Disintermediation has always been there but it will become even more crucial. Authors will be commissioned directly by platforms more frequently for new audio-only works. Agents seeing the increasing rise in value for the format will be even more willing to split print and audio rights and sell to the highest bidder. At which point will traditional publisher start talent hunting for print titles discovered in the audio only zone?

Huge catalogue growth due to AI recordings

While the international and local competitive landscape unfolds, content remains king. 100,000s of titles -particularly from the self-publishing market - remain unavailable in audio form. Expect a flood of AI-generated new titles entering the services. Quality will be challenged and discoverability even more precarious but for the self-published authors who know how to play the self-marketing game well, they’ll be able to capitalise on driving their fanbases to the new format.

Explosion in some new (maybe unexpected) language markets

While the mature audio markets of Europe and the US focus on their own opportunities and challenges, expect over-accelerated audio booms in some unexpected markets. Again, capitalising on the cost-effectiveness and speed of AI audio tools, not all listeners around the world will have the same expectation levels of quality in their audiobooks. Nascent AI recordings can sit alongside traditional human narrations to create booms in MENA, East Africa and central Asia.

Nathan Hull is CSO at Beat Technology powering audiobook and ebook services for the publishing industry. Beat is the pulse within market leaders Skoobe (DE), Fabel (NO), Fluister (NL), Audiotribe (RO), Volume (PL), Adlibris (SE & FI), Volume (PL), Pegasas (LT), Rahma Raavat (EE) and Jukebooks (GR). Prior to Beat, Nathan launched the curated Dutch service Bookchoice in 9 markets and was Chief Business Development Officer at Denmark’s Mofibo launching in two further markets prior to its purchase by Storytel.

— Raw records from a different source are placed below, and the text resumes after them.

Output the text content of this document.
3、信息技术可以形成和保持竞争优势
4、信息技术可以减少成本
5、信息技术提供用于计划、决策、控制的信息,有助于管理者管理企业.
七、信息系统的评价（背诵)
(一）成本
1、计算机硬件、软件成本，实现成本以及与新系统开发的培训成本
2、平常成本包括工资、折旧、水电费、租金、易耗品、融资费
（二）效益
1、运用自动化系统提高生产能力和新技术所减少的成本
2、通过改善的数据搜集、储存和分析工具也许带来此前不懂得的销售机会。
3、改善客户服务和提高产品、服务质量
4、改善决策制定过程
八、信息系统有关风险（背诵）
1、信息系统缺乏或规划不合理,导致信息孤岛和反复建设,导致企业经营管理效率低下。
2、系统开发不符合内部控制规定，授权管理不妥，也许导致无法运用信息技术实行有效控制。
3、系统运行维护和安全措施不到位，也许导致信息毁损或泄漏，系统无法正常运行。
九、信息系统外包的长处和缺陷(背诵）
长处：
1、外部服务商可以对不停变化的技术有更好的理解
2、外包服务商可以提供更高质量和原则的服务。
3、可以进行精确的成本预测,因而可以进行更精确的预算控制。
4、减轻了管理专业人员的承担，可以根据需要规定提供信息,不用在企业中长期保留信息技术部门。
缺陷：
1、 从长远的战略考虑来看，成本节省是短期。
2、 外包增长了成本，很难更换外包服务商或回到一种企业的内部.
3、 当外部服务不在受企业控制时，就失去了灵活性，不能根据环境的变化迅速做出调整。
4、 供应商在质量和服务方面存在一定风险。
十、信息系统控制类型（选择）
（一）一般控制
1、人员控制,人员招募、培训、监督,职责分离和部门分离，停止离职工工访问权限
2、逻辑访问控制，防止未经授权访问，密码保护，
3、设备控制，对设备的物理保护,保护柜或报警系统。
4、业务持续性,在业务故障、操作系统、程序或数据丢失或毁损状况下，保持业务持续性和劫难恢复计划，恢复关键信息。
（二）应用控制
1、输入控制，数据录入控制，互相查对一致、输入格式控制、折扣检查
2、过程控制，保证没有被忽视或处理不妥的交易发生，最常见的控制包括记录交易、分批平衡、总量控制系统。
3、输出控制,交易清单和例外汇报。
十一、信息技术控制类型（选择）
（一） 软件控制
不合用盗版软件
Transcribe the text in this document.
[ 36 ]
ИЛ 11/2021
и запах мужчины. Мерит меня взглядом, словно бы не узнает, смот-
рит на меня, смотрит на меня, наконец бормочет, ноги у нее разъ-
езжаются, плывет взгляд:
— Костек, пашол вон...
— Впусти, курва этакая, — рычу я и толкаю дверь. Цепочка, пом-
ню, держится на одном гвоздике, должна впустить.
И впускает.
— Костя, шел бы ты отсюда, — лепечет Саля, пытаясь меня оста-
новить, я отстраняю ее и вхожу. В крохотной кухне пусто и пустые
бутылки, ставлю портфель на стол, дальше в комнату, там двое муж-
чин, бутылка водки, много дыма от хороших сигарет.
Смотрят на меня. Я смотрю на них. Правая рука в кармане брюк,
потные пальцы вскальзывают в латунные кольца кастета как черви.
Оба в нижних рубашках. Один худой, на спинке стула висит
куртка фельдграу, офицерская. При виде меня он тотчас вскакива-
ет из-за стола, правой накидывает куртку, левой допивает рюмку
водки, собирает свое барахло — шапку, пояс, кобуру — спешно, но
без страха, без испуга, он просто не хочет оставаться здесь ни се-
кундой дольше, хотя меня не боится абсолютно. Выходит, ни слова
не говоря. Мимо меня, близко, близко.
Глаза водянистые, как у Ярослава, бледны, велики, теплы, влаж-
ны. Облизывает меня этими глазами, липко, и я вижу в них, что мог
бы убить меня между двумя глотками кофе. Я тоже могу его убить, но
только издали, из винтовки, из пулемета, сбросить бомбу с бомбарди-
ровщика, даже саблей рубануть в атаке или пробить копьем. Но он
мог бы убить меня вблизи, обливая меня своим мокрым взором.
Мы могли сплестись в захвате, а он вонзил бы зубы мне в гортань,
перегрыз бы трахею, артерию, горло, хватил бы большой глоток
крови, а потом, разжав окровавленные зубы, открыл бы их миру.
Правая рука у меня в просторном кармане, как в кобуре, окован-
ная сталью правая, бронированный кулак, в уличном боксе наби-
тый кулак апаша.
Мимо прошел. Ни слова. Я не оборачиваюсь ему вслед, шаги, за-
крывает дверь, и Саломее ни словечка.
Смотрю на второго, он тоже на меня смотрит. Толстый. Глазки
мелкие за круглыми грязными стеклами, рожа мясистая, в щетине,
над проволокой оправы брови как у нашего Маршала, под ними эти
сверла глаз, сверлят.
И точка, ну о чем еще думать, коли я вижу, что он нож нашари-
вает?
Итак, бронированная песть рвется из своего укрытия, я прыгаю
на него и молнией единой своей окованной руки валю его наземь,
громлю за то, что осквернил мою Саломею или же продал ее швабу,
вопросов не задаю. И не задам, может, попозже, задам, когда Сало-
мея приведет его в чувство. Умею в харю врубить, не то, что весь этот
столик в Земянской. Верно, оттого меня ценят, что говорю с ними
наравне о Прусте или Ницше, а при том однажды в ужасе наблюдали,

Notably Nathan was also Penguin Random House’s Digital Product Director, with strategic responsibility for its award-winning digital portfolio and innovation strategy working closely with the likes of Stephen Fry, Jamie Oliver, Jeff Kinney, and Roald Dahl’s estate.

As well as having spoken and moderated at major publishing and technology events in over 25 countries, Nathan has also mentored start-ups in 12 countries and consulted for the likes of New York Public Library and the European Bank of Reconstruction and Development.